Architecture
The redevelopment of Freemans Bay’s Phillip’s Block (as Freemans Park was previously known) constitutes one of Auckland’s most ambitious mid-twentieth-century housing experiments, defined by evolving architectural strategies that balance density, landscape, and typological diversity.
The star blocks expressed a more austere and repetitive modernist language: Rectilinear massing, planar façades, and a consistent structural grid that prioritised efficiency and economy over formal variation.
The 1955 proposal for the site – bounded by Beresford, Howe, Wellington, and Hepburn Streets – advanced a carefully composed “mixed development” that responded directly to the steep gully terrain and existing urban grid. Rather than imposing a singular monumental form, the design deployed a range of housing types to articulate scale and spatial hierarchy across the site.
The scheme combined two-storey terrace row houses, long rows of three-storey maisonettes, and a 322-foot multi-storey slab block containing predominantly two-level maisonettes. The terrace houses, positioned prominently along street edges, mediated between the redevelopment and the surrounding neighbourhood fabric. The three-storey maisonette rows were designed with curved shell-concrete roofs, introducing sculptural variation and a distinctive modernist profile. The principal slab block, served by lifts stopping on alternate floors to access two-storey maisonette units, reflected contemporary European planning ideas that sought to combine vertical circulation efficiency with the spatial qualities of duplex living. Across the scheme, unit types ranged from bed-sitting rooms to four-bedroom flats, reinforcing the architectural ambition to accommodate varied household structures within a unified composition.
Crucially, the 1955 design avoided rigid symmetry. Buildings were arranged to frame communal greens of varying sizes, creating a sequence of semi-enclosed open spaces. Pedestrian paths linked these greens, separating foot traffic from vehicles and embedding circulation within landscaped grounds. Architecture and landscape were conceived as interdependent systems: Built form defined the edges of open space, while planting and recreation areas softened and animated the modernist geometry.

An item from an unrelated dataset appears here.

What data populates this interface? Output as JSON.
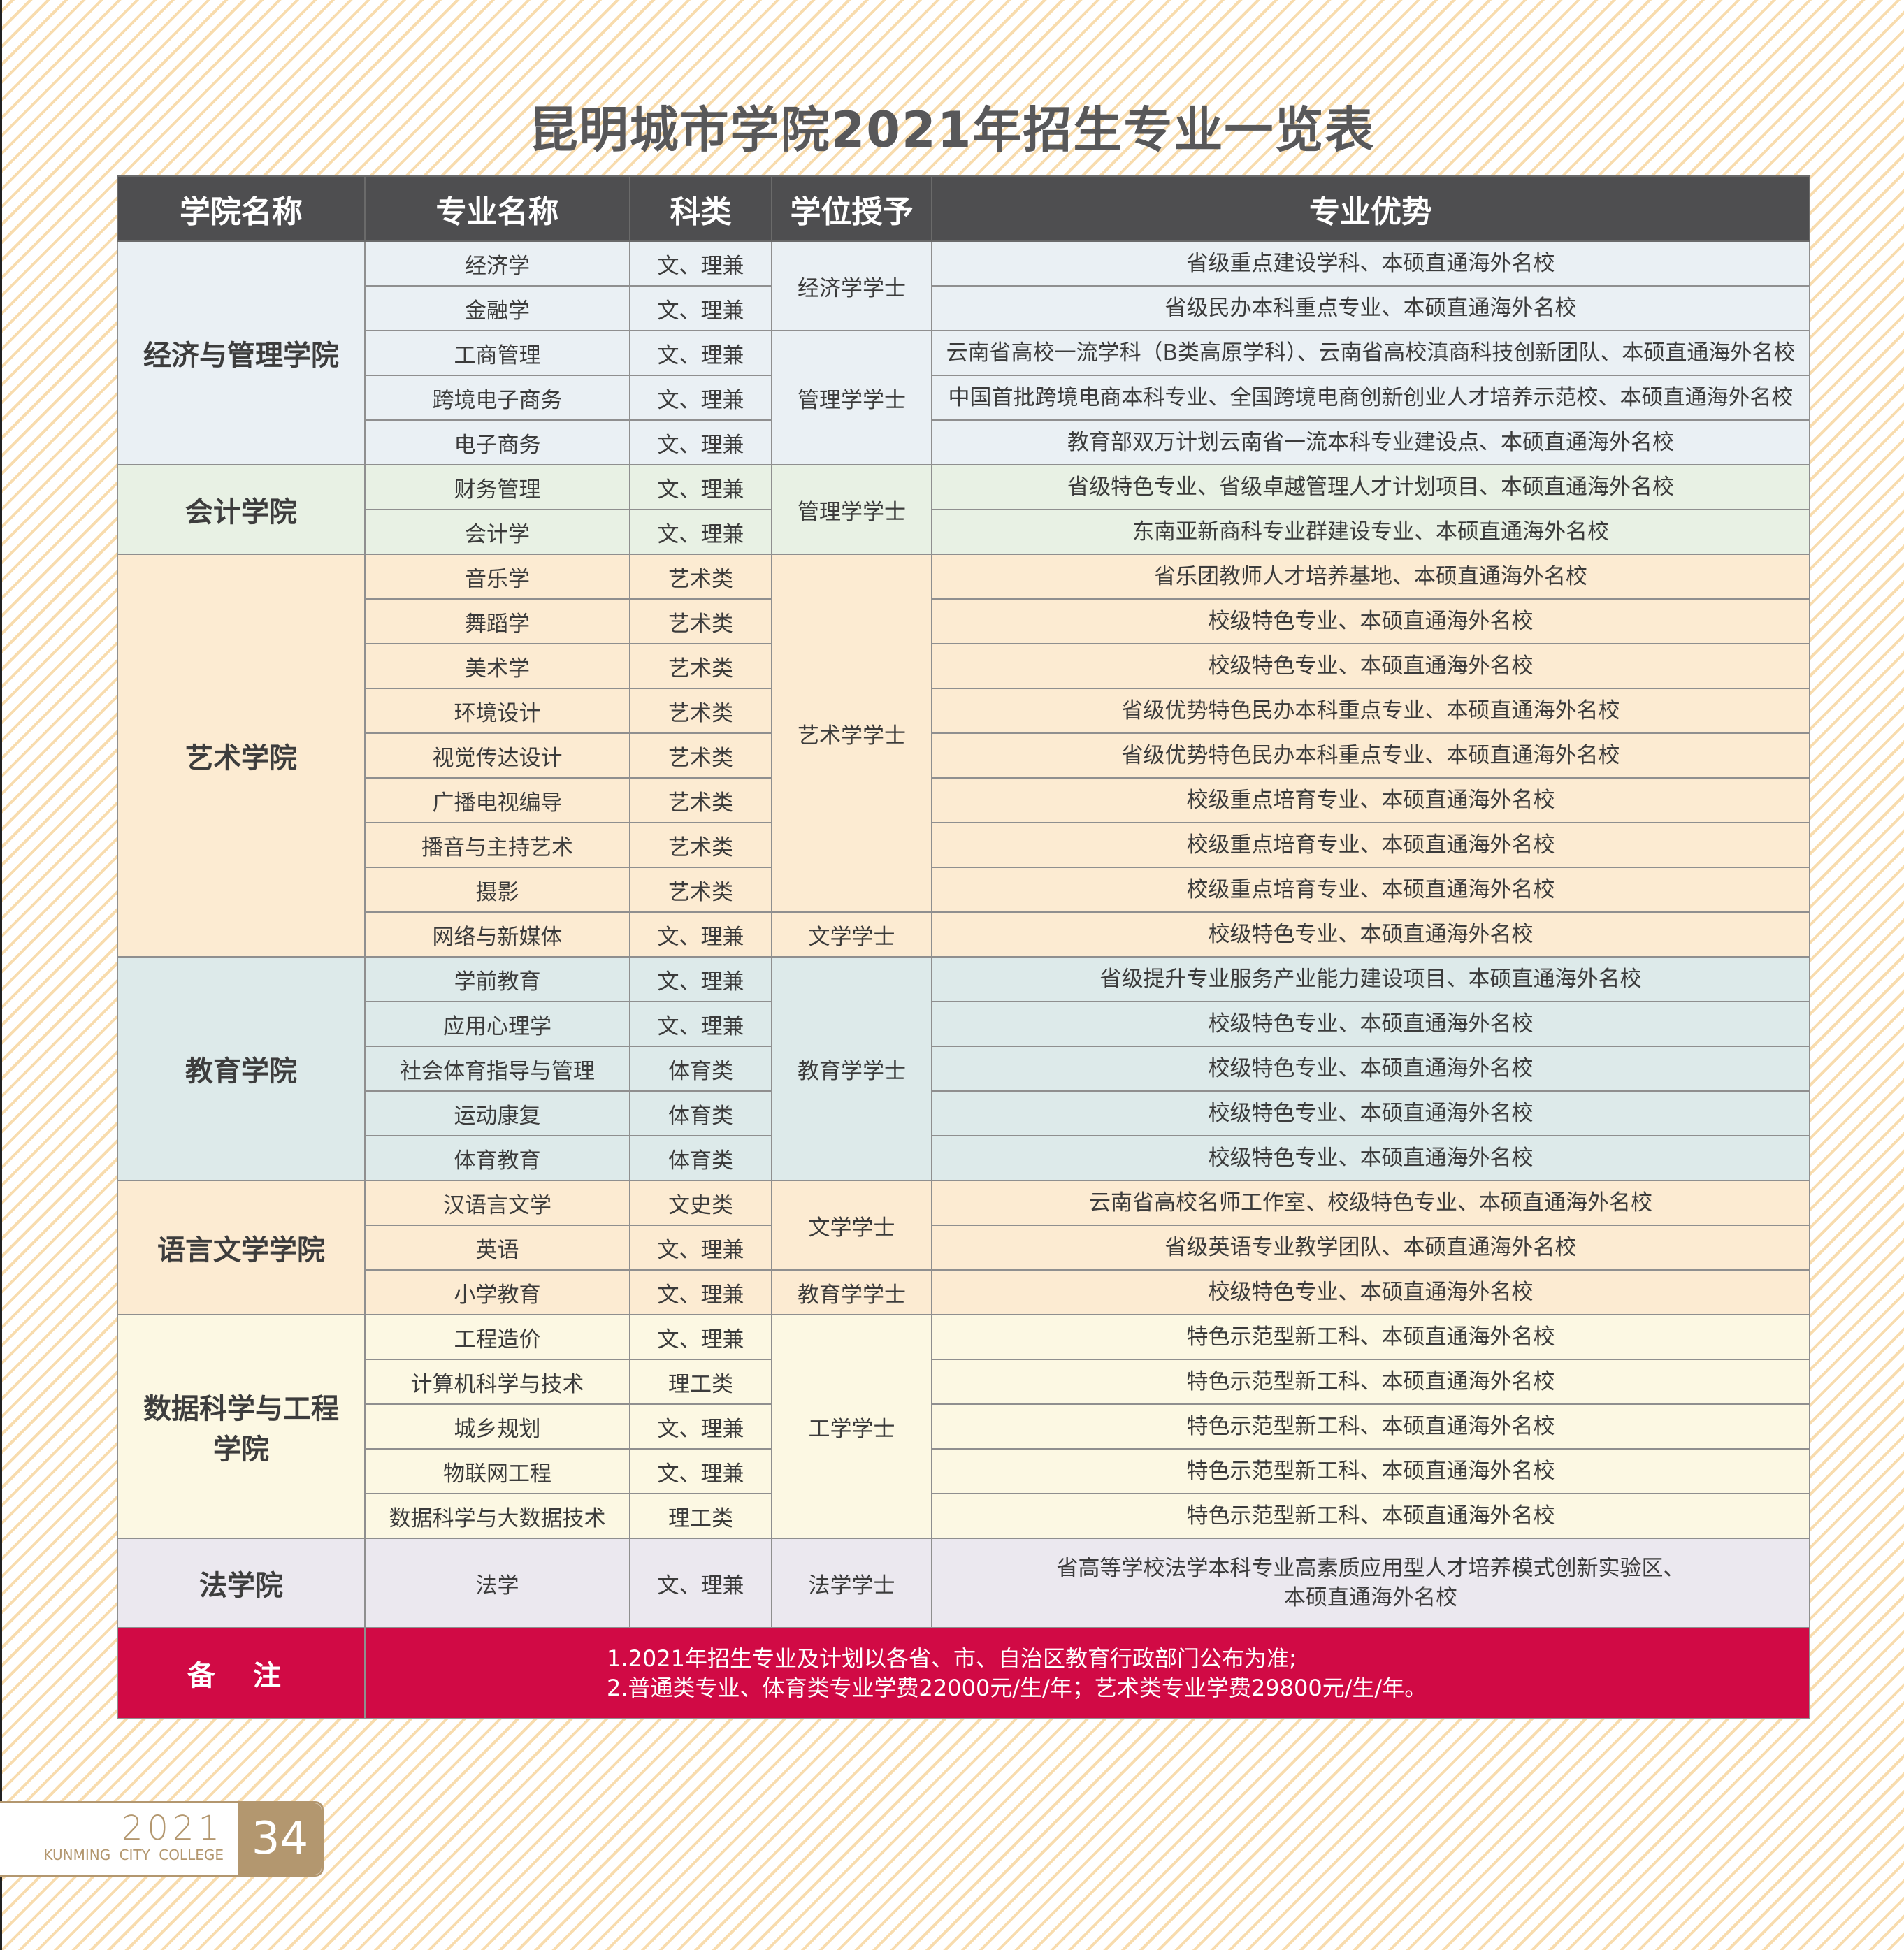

The intention was to prevent the monotony associated with large-scale housing projects by modulating height, roofline, and massing across the development.
However, in 1959 the original plan was abandoned, largely due to financial constraints, and replaced with a more standardised approach centred on the government-designed “star block,” developed under Government Architect Gordon Wilson. Between 1960 and 1967, nine star blocks were constructed on the site. These were freestanding slab buildings, oriented broadly to the cardinal directions and set within open grounds created by filling the former gully with demolition material. Architecturally, the star blocks expressed a more austere and repetitive modernist language: Rectilinear massing, planar façades, and a consistent structural grid that prioritised efficiency and economy over formal variation.
Importantly, the post-1959 redevelopment did not consist solely of slab blocks. Maisonettes and courtyard or row houses, designed by the Auckland City Architects Department, were incorporated into the overall scheme to broaden the housing mix. This retained, in modified form, the earlier commitment to typological diversity, even as the dominant visual character became defined by the repeated slab form. The integration of these lower-scale elements introduced transitional edges and helped mitigate the monumental scale of the star blocks within the open landscape.
Landscape remained central to the architectural concept. Buildings were conceived as objects within a continuous green field, with tree planting and open-space planning reinforcing the park-like setting. The final built outcome thus represents a hybrid condition: A shift from the sculpturally varied, site-responsive composition of 1955 to a more standardised modernist ensemble, yet still incorporating maisonettes and row housing within a comprehensive high-density residential landscape.